Gunther Capelle-Blancard : On ne peut pas vraiment parler de nouveauté. Depuis que la crise a éclaté il y a trois ans, l’Europe a avancé progressivement. Cette réforme n’en est que l’aboutissement. Il faut bien comprendre qu’il existait déjà, auparavant, des comités européens chargés de superviser l’activité financière. Les États, en outre, ont sensiblement accru leur coopération depuis deux ans en matière financière. Mais il est vrai que, jusqu’à présent, c’était plutôt implicite et que le grand apport de cette réforme est qu’elle affirme explicitement la nécessité d’apporter une réponse supranationale à des phénomènes financiers eux-aussi supranationaux. La seule vraie nouveauté est le Comité européen du risque systémique, qui est la première institution dont le but est d’avoir une vision globale des risques de crise. L’une des raisons de la crise financière est que personne n’avait le recul pour dresser un tableau complet des risques.

Cette réforme crée, certes, de nouvelles institutions, mais ne reste-t-elle pas assez floue sur les moyens d’agir contre les dérèglements des marchés ?

G. C.-B. : C’est en effet une réforme purement institutionnelle. Cependant, si la démarche peut paraître frustrante, elle demeure essentielle. En effet, elle permet de clarifier les rôles de chaque organisme. On la compare souvent à la réforme du système financier américain, mais c’est, à mon sens, une erreur. La loi américaine Dodd Frank s’intéresse directement aux mécanismes des marchés financiers mais si on regarde de plus près, elle crée des chevauchements de compétences. L’Europe a adopté une approche différente et ce n’est pas plus mal. En effet, personne ne sait de quoi sera faite la prochaine crise financière. En restant assez floue, la réforme offre une certaine souplesse qui permettra aux autorités de s’adapter plus facilement.

Pour vous, il ne sert donc à rien de réformer les mécanismes des marchés financiers ?

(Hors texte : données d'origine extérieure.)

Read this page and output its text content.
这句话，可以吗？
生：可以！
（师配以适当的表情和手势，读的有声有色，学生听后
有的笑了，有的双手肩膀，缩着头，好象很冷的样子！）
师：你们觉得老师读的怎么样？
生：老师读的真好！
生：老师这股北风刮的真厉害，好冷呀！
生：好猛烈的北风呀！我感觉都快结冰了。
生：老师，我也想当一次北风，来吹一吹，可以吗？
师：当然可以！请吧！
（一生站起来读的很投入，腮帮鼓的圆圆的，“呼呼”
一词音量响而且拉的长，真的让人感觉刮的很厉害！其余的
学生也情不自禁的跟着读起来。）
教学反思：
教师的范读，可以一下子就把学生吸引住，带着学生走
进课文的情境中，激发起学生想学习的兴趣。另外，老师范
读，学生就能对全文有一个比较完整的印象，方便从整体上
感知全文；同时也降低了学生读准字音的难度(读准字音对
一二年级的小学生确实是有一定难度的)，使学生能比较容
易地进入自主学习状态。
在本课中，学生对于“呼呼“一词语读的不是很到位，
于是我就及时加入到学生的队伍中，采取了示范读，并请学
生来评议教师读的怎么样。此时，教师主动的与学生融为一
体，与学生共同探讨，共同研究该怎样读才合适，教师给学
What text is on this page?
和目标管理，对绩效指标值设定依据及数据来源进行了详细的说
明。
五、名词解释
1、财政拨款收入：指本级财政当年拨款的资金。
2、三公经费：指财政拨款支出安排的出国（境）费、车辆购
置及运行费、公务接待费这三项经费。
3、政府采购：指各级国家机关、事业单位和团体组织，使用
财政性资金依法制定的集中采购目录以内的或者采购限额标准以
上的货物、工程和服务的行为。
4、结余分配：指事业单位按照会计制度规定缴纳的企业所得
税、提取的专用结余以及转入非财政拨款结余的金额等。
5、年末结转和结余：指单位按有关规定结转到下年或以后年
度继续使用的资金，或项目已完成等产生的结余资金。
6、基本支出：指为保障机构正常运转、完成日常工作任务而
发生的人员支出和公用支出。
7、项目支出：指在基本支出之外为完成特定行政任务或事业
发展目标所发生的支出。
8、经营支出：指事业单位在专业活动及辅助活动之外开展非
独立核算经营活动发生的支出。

G. C.-B. : Au contraire ! C’est d'ailleurs la prochaine étape à laquelle devrait s’attaquer l’Europe. Pour l'instant, les marchés conservent un temps d'avance sur les réglementations, mais l’Europe est en train de rattraper son retard. D’abord, elle crée les institutions nécessaires. Ensuite elle s’intéressera aux banques "too big too fail" [les grandes banques que les États ne peuvent abandonner et qui se permettent donc de prendre parfois des risques très importants, NDLR], à l’opacité des marchés et à l’extrême volatilité des cours boursiers.